ホンダ「S660」は、いったい何がスゴいのか 26歳の責任者が開発した新世代スポーツカー
パドルシフトのボタンが小さいのは難ありだが、カチッとしたフィールは合格点をあげていいだろう。Nシリーズからベースを流用するエンジンは前後に短いぶん、上下が高いために重心も少々高めだが、ボディ全体が軽量な上にホイールベースが短くて、鼻先がすっと入る素性の良さを見せてくれる。さらに、第三コーナーから第四コーナーにつながるところで奥まって行くにしたがって曲線が厳しくなるようなシーンでは、リアサスペンションがぐっと踏ん張ってくれる。

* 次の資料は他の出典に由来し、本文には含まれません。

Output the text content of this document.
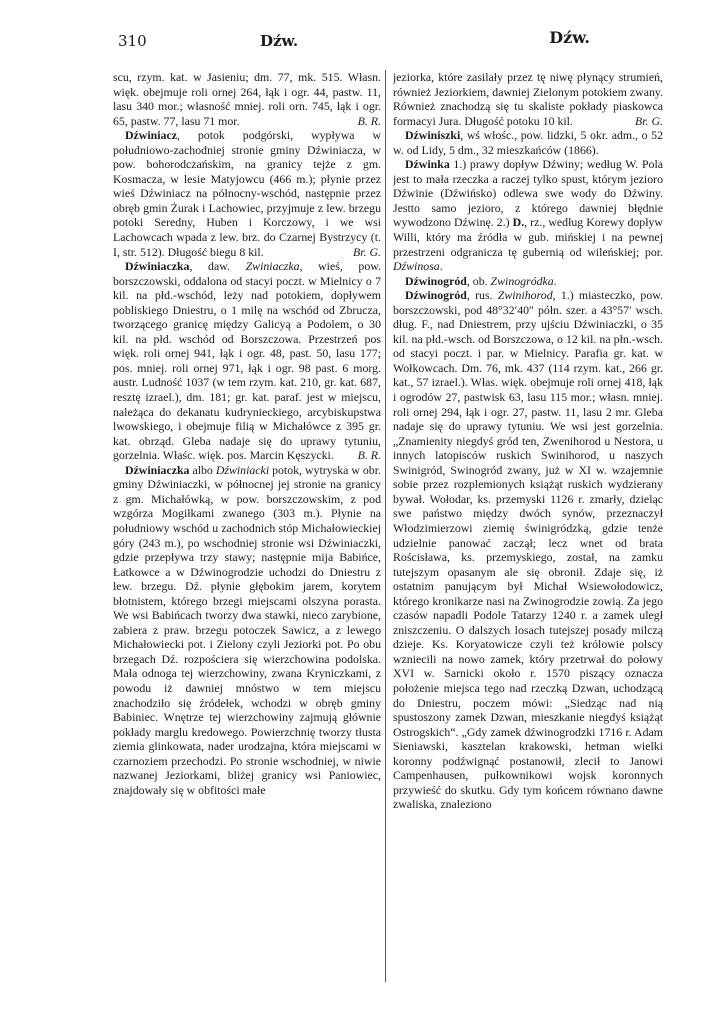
310	Dźw.	Dźw.

scu, rzym. kat. w Jasieniu; dm. 77, mk. 515. Własn. więk. obejmuje roli ornej 264, łąk i ogr. 44, pastw. 11, lasu 340 mor.; własność mniej. roli orn. 745, łąk i ogr. 65, pastw. 77, lasu 71 mor.	B. R.

Dźwiniacz, potok podgórski, wypływa w południowo-zachodniej stronie gminy Dźwiniacza, w pow. bohorodczańskim, na granicy tejże z gm. Kosmacza, w lesie Matyjowcu (466 m.); płynie przez wieś Dźwiniacz na północny-wschód, następnie przez obręb gmin Żurak i Lachowiec, przyjmuje z lew. brzegu potoki Seredny, Huben i Korczowy, i we wsi Lachowcach wpada z lew. brz. do Czarnej Bystrzycy (t. I, str. 512). Długość biegu 8 kil.	Br. G.

Dźwiniaczka, daw. Zwiniaczka, wieś, pow. borszczowski, oddalona od stacyi poczt. w Mielnicy o 7 kil. na płd.-wschód, leży nad potokiem, dopływem pobliskiego Dniestru, o 1 milę na wschód od Zbrucza, tworzącego granicę między Galicyą a Podolem, o 30 kil. na płd. wschód od Borszczowa. Przestrzeń pos więk. roli ornej 941, łąk i ogr. 48, past. 50, lasu 177; pos. mniej. roli ornej 971, łąk i ogr. 98 past. 6 morg. austr. Ludność 1037 (w tem rzym. kat. 210, gr. kat. 687, resztę izrael.), dm. 181; gr. kat. paraf. jest w miejscu, należąca do dekanatu kudrynieckiego, arcybiskupstwa lwowskiego, i obejmuje filią w Michałówce z 395 gr. kat. obrząd. Gleba nadaje się do uprawy tytuniu, gorzelnia. Właśc. więk. pos. Marcin Kęszycki.	B. R.

Dźwiniaczka albo Dźwiniacki potok, wytryska w obr. gminy Dźwiniaczki, w północnej jej stronie na granicy z gm. Michałówką, w pow. borszczowskim, z pod wzgórza Mogiłkami zwanego (303 m.). Płynie na południowy wschód u zachodnich stóp Michałowieckiej góry (243 m.), po wschodniej stronie wsi Dźwiniaczki, gdzie przepływa trzy stawy; następnie mija Babińce, Łatkowce a w Dźwinogrodzie uchodzi do Dniestru z lew. brzegu. Dź. płynie głębokim jarem, korytem błotnistem, którego brzegi miejscami olszyna porasta. We wsi Babińcach tworzy dwa stawki, nieco zarybione, zabiera z praw. brzegu potoczek Sawicz, a z lewego Michałowiecki pot. i Zielony czyli Jeziorki pot. Po obu brzegach Dź. rozpościera się wierzchowina podolska. Mała odnoga tej wierzchowiny, zwana Kryniczkami, z powodu iż dawniej mnóstwo w tem miejscu znachodziło się źródełek, wchodzi w obręb gminy Babiniec. Wnętrze tej wierzchowiny zajmują głównie pokłady marglu kredowego. Powierzchnię tworzy tłusta ziemia glinkowata, nader urodzajna, która miejscami w czarnoziem przechodzi. Po stronie wschodniej, w niwie nazwanej Jeziorkami, bliżej granicy wsi Paniowiec, znajdowały się w obfitości małe

jeziorka, które zasilały przez tę niwę płynący strumień, również Jeziorkiem, dawniej Zielonym potokiem zwany. Również znachodzą się tu skaliste pokłady piaskowca formacyi Jura. Długość potoku 10 kil.	Br. G.

Dźwiniszki, wś włośc., pow. lidzki, 5 okr. adm., o 52 w. od Lidy, 5 dm., 32 mieszkańców (1866).

Dźwinka 1.) prawy dopływ Dźwiny; według W. Pola jest to mała rzeczka a raczej tylko spust, którym jezioro Dźwinie (Dźwińsko) odlewa swe wody do Dźwiny. Jestto samo jezioro, z którego dawniej błędnie wywodzono Dźwinę. 2.) D., rz., według Korewy dopływ Willi, który ma źródła w gub. mińskiej i na pewnej przestrzeni odgranicza tę gubernią od wileńskiej; por. Dźwinosa.

Dźwinogród, ob. Zwinogródka.

Dźwinogród, rus. Zwinihorod, 1.) miasteczko, pow. borszczowski, pod 48°32′40″ półn. szer. a 43°57′ wsch. dług. F., nad Dniestrem, przy ujściu Dźwiniaczki, o 35 kil. na płd.-wsch. od Borszczowa, o 12 kil. na płn.-wsch. od stacyi poczt. i par. w Mielnicy. Parafia gr. kat. w Wołkowcach. Dm. 76, mk. 437 (114 rzym. kat., 266 gr. kat., 57 izrael.). Włas. więk. obejmuje roli ornej 418, łąk i ogrodów 27, pastwisk 63, lasu 115 mor.; własn. mniej. roli ornej 294, łąk i ogr. 27, pastw. 11, lasu 2 mr. Gleba nadaje się do uprawy tytuniu. We wsi jest gorzelnia. „Znamienity niegdyś gród ten, Zwenihorod u Nestora, u innych latopisców ruskich Swinihorod, u naszych Swinigród, Swinogród zwany, już w XI w. wzajemnie sobie przez rozplemionych książąt ruskich wydzierany bywał. Wołodar, ks. przemyski 1126 r. zmarły, dzieląc swe państwo między dwóch synów, przeznaczył Włodzimierzowi ziemię świnigródzką, gdzie tenże udzielnie panować zaczął; lecz wnet od brata Rościsława, ks. przemyskiego, został, na zamku tutejszym opasanym ale się obronił. Zdaje się, iż ostatnim panującym był Michał Wsiewołodowicz, którego kronikarze nasi na Zwinogrodzie zowią. Za jego czasów napadli Podole Tatarzy 1240 r. a zamek uległ zniszczeniu. O dalszych losach tutejszej posady milczą dzieje. Ks. Koryatowicze czyli też królowie polscy wzniecili na nowo zamek, który przetrwał do połowy XVI w. Sarnicki około r. 1570 piszący oznacza położenie miejsca tego nad rzeczką Dzwan, uchodzącą do Dniestru, poczem mówi: „Siedząc nad nią spustoszony zamek Dzwan, mieszkanie niegdyś książąt Ostrogskich“. „Gdy zamek dźwinogrodzki 1716 r. Adam Sieniawski, kasztelan krakowski, hetman wielki koronny podźwignąć postanowił, zlecił to Janowi Campenhausen, pułkownikowi wojsk koronnych przywieść do skutku. Gdy tym końcem równano dawne zwaliska, znaleziono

コーナーの出口でグリップを取り戻したら、アクセルを踏み込む。次の瞬時にエンジンから力がわき出して、ガツンと加速してくれる。といっても、最高出力は軽自動車の自主規制値である64ps(馬力)/6000rpm(回転/分)に抑えられているのだが、袖ヶ浦のような短いサーキットでは特に応答性の高いターボによる初期の立ち上がりの良さが楽しさの決め手になる。
コントロールしやすいスポーツカー
コースの内側は緩い下り坂になっていて、アクセルを踏んでいける距離は短いものの、メインストレート並みの速度に達する。かなり安定したシャシーだが、複合コーナーということもあって、限界に近いところを試せる。ミッドシップゆえに限界領域でコントロールしにくくなるのではないかと想像していたが、リアが付いてくる印象で、思いの外、安定感がある。
加えて、「アジャイルハンドリングアシスト(=AHA)」なる機能の助けもあって、回頭性がより高められている。前輪の内側にブレーキをかけてコーナリングしやすくする機能で、ホンダの旗艦モデルである「レジェンド」にも搭載されているアレだ。
筆者が子どもの頃、「ミッドシップのスポーツカーは重量物であるエンジンがボディの中心近くにあるので運動性能がいい」とスーパーカー辞典に書かれていたのを記憶している。ミッドシップのスポーツカーは子どもたちの憧れの的だった。
けれども、実際に当時のミッドシップのスポーツカーに乗ってみると、ボディの剛性が低かったために足回りをむやみに固めないとコントロールしにくかった。また、限界が近づいてくると、アクセル操作や操舵を細やかにしてやらないと、コントロールを失ってクルン!と回ってしまう。一方、「S660」は小柄ながらボディでしっかり受け止めるので、ミドシップでよく言われる”ピーキーな挙動”にはならない。